DynFocus: Dynamic Cooperative Network Empowers LLMs with Video Understanding
Yudong Han, Qingpei Guo, Liyuan Pan, Liu Liu, Yu Guan, Ming Yang
TL;DR
DynFocus tackles the memory bottleneck in LLM-based video understanding by revealing redundancy and question-dependent frame relevance in long videos. It introduces Dynamic Event Prototype Estimation (DPE) to select meaningful frames and Compact Cooperative Encoding (CCE) to encode important frames with fine-grained features (Cones) while summarizing others with coarse, text-guided tokens (Rods). The two-stage training regime aligns video content with language and then fine-tunes an LLM on instruction-following data, achieving competitive or superior results on short- and long-video benchmarks while using far fewer tokens.

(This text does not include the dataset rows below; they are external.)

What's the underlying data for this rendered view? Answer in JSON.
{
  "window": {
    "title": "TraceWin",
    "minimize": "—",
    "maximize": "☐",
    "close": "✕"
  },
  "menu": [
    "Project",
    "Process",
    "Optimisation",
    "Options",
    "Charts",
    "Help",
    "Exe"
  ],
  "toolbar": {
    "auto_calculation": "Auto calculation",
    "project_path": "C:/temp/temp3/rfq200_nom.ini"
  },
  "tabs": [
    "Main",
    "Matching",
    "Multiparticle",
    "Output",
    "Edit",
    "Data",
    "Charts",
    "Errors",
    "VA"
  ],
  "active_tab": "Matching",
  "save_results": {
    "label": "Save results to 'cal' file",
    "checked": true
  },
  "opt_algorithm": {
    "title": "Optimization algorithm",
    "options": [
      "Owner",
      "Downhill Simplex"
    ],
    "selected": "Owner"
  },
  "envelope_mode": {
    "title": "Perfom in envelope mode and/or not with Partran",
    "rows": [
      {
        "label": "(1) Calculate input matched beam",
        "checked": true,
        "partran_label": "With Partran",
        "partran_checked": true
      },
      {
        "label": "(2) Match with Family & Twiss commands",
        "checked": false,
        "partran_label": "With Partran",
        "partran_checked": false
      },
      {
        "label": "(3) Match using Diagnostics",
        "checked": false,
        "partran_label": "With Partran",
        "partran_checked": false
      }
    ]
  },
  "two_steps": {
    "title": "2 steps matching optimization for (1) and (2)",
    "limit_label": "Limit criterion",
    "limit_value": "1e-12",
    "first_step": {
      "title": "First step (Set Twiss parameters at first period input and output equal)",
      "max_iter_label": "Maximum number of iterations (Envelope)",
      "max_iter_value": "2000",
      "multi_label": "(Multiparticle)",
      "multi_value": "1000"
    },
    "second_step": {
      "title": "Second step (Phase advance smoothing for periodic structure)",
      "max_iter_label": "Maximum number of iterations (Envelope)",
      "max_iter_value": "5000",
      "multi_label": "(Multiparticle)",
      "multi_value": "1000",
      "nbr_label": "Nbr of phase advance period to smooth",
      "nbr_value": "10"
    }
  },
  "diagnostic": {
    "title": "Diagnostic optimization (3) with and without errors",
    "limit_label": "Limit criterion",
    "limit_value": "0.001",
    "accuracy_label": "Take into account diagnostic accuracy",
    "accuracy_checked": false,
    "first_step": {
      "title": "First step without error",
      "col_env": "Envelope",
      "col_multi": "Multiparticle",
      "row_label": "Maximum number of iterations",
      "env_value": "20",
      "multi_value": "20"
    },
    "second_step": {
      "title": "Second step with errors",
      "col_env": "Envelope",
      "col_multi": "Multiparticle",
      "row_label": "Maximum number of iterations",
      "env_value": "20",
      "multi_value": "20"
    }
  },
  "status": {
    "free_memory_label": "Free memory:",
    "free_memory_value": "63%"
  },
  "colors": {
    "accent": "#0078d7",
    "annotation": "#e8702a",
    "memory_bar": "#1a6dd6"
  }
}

The approach also demonstrates robustness to video hallucination and shows clear efficiency advantages over state-of-the-art methods, making it attractive for scalable video-language applications. Overall, DynFocus provides a memory-efficient, dynamically adjustable framework that preserves crucial visual details and temporal cues essential for accurate video understanding in LLM-driven systems.
Abstract
The challenge in LLM-based video understanding lies in preserving visual and semantic information in long videos while maintaining a memory-affordable token count. However, redundancy and correspondence in videos have hindered the performance potential of existing methods. Through statistical learning on current datasets, we observe that redundancy occurs in both repeated and answer-irrelevant frames, and the corresponding frames vary with different questions. This suggests the possibility of adopting dynamic encoding to balance detailed video information preservation with token budget reduction. To this end, we propose a dynamic cooperative network, DynFocus, for memory-efficient video encoding in this paper. Specifically, i) a Dynamic Event Prototype Estimation (DPE) module to dynamically select meaningful frames for question answering; (ii) a Compact Cooperative Encoding (CCE) module that encodes meaningful frames with detailed visual appearance and the remaining frames with sketchy perception separately. We evaluate our method on five publicly available benchmarks, and experimental results consistently demonstrate that our method achieves competitive performance.